Chorea
Chorea is a hyperkinetic movement disorder consisting of brief, irregular, unpredictable, and flowing involuntary movements that seem to move randomly from one body part to another. The movements are non-rhythmic and may be partly incorporated into purposeful actions, giving an appearance of restlessness or fidgetiness. Chorea has many causes; among the inherited causes, Huntington's disease is the most widely recognised.
Definition
Chorea is an involuntary, hyperkinetic movement disorder characterised by a continuous flow of brief, irregular, non-rhythmic, unpredictable movements that pass randomly between body parts and may be partially blended into voluntary action.
Scope
This entry covers the definition of chorea as a flowing, unpredictable hyperkinesia, the basal-ganglia circuitry implicated in its generation, and its broad range of causes with Huntington's disease as the archetypal inherited example. It is a reference description of the phenomenology and its representative causes and does not provide diagnostic criteria or treatment guidance for any individual.
Core questions
- Are the movements brief, irregular, and unpredictable in their flow between body parts?

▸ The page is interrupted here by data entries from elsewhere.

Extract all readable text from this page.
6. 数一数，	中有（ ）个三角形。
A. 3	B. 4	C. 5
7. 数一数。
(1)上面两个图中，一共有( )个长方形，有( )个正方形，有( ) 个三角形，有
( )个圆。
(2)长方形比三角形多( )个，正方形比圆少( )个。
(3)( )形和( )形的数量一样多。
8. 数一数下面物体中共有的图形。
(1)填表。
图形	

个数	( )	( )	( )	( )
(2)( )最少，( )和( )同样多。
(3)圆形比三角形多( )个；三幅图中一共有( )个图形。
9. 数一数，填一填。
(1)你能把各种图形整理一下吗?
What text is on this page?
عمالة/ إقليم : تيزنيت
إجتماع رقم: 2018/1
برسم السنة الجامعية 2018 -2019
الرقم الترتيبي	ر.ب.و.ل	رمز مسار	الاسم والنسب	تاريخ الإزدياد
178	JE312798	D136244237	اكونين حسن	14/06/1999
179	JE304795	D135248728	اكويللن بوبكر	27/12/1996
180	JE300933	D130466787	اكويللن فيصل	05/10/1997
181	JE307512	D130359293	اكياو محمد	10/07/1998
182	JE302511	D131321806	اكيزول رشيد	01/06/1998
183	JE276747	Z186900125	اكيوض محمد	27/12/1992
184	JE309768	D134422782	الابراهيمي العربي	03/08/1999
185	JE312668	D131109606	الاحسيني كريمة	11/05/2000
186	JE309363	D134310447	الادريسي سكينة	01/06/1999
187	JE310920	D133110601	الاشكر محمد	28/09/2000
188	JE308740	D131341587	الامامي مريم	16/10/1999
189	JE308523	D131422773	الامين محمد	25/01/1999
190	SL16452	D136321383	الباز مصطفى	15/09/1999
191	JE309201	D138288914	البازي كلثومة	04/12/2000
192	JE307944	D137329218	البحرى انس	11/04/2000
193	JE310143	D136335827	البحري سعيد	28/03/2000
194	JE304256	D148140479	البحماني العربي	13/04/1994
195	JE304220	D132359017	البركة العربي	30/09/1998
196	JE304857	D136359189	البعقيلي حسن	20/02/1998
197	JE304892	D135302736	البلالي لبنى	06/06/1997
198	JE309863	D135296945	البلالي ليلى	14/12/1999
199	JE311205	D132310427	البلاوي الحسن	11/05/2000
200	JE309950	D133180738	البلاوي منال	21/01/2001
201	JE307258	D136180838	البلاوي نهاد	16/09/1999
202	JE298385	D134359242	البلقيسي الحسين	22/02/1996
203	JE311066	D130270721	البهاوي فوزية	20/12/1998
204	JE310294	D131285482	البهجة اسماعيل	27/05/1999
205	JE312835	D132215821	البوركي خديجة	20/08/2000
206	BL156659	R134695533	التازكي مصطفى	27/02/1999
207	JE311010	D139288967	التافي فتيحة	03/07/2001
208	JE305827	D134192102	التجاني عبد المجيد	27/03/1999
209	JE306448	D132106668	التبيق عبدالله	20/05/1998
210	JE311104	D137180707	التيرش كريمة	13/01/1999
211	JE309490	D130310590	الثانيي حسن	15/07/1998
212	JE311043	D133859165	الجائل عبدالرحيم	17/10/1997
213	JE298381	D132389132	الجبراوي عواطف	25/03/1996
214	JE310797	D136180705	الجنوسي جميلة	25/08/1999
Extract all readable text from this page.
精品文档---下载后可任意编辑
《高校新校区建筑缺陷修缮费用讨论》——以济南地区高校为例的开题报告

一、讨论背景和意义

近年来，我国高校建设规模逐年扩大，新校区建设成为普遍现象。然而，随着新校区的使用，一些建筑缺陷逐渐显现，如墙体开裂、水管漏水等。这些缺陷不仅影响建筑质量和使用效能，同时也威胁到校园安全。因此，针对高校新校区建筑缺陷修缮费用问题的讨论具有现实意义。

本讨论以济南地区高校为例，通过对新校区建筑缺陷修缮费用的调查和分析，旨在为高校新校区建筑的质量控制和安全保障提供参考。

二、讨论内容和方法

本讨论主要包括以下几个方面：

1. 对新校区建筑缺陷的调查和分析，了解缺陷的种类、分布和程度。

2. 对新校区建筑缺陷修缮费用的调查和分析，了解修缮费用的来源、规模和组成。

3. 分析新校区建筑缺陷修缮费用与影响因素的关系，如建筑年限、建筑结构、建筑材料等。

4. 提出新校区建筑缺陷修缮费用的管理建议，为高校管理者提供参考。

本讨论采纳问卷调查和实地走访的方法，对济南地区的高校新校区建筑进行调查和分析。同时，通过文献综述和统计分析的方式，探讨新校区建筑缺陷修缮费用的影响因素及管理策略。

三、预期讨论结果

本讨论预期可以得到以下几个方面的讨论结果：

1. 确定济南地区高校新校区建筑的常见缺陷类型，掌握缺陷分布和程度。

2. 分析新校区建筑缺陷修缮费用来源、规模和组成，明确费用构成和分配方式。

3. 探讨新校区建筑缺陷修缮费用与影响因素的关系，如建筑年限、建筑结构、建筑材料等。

- Is the chorea inherited or acquired?
- Does it occur in isolation or with other neurological and systemic features?
- Which basal-ganglia circuits are implicated by the hyperkinetic phenomenology?
Key concepts
- Brief, irregular, flowing movements
- Non-rhythmic hyperkinesia
- Random migration between body parts
- Hereditary versus acquired chorea
- Huntington's disease
- Basal-ganglia disinhibition
Key theories
- Indirect-pathway disinhibition in hyperkinesia
- In the basal-ganglia model of Albin and colleagues, loss of indirect-pathway output reduces the suppression of unwanted movement, releasing excessive motor activity; chorea is interpreted within this framework as a hyperkinetic state arising when the balance shifts away from movement suppression.
- Trinucleotide repeat expansion in Huntington's disease
- Huntington's disease, the archetypal hereditary cause of chorea, results from an expanded and unstable CAG trinucleotide repeat in the huntingtin gene, identified by the Huntington's Disease Collaborative Research Group; this discovery linked the inherited chorea to a defined genetic mechanism.
Mechanisms
Chorea is generally attributed to dysfunction within the basal-ganglia motor circuits that normally suppress unwanted movement. In the functional-anatomical model of Albin and colleagues, reduced output of the movement-suppressing indirect pathway disinhibits downstream motor activity, producing a hyperkinetic state consistent with the flowing, unpredictable movements of chorea. In Huntington's disease — the best-characterised inherited cause — an expanded CAG trinucleotide repeat in the huntingtin gene, identified in 1993, leads to degeneration of striatal neurons; Walker and Bates and colleagues describe how this neurodegeneration underlies the chorea and the broader features of the disease.
Clinical relevance
Recognising the brief, irregular, flowing quality of choreic movements distinguishes chorea from other hyperkinesias and orients the wide differential of inherited and acquired causes. This entry describes how chorea is defined and how its representative causes are understood for reference and educational purposes; it does not provide individualised diagnostic or treatment advice.
Epidemiology
Chorea arises from a broad range of inherited and acquired causes, so its frequency is reported for specific aetiologies rather than as a single figure. Huntington's disease is the most widely recognised inherited cause and is reviewed in detail by Walker (2007) and Bates and colleagues (2015), who describe its autosomal dominant inheritance and characteristic course.
Evidence & guidelines
The reference accounts for this topic include the basal-ganglia framework of Albin and colleagues (1989) for the mechanism of hyperkinesia, the identification of the Huntington's disease gene by the Huntington's Disease Collaborative Research Group (MacDonald et al., 1993), and the comprehensive reviews of Huntington's disease by Walker (2007) and Bates and colleagues (2015). No prescriptive guideline is summarised here.
History
Chorea has been described since antiquity, and George Huntington's 1872 account of hereditary chorea defined the disease that bears his name. The field was transformed in 1993 when the Huntington's Disease Collaborative Research Group identified the expanded CAG repeat in the huntingtin gene, converting a clinical description into a defined genetic disorder and anchoring the inherited chorea within molecular neuroscience.
Key figures
- George Huntington
- Roger Albin
- Anne Young
- Francis Walker
- Gillian Bates
Related topics
Seminal works
- macdonald-1993
- walker-2007
- albin-1989
Frequently asked questions
- How does chorea differ from tremor?
- Tremor is a rhythmic, roughly regular oscillation, whereas chorea consists of brief, irregular, non-rhythmic movements that flow unpredictably from one body part to another. The irregular, flowing quality is the defining feature that separates chorea from rhythmic hyperkinesias.
- Is chorea always due to Huntington's disease?
- No. Huntington's disease is the most widely recognised inherited cause of chorea, but chorea has many other inherited and acquired causes. Identifying chorea is the first step; determining its specific cause requires further evaluation.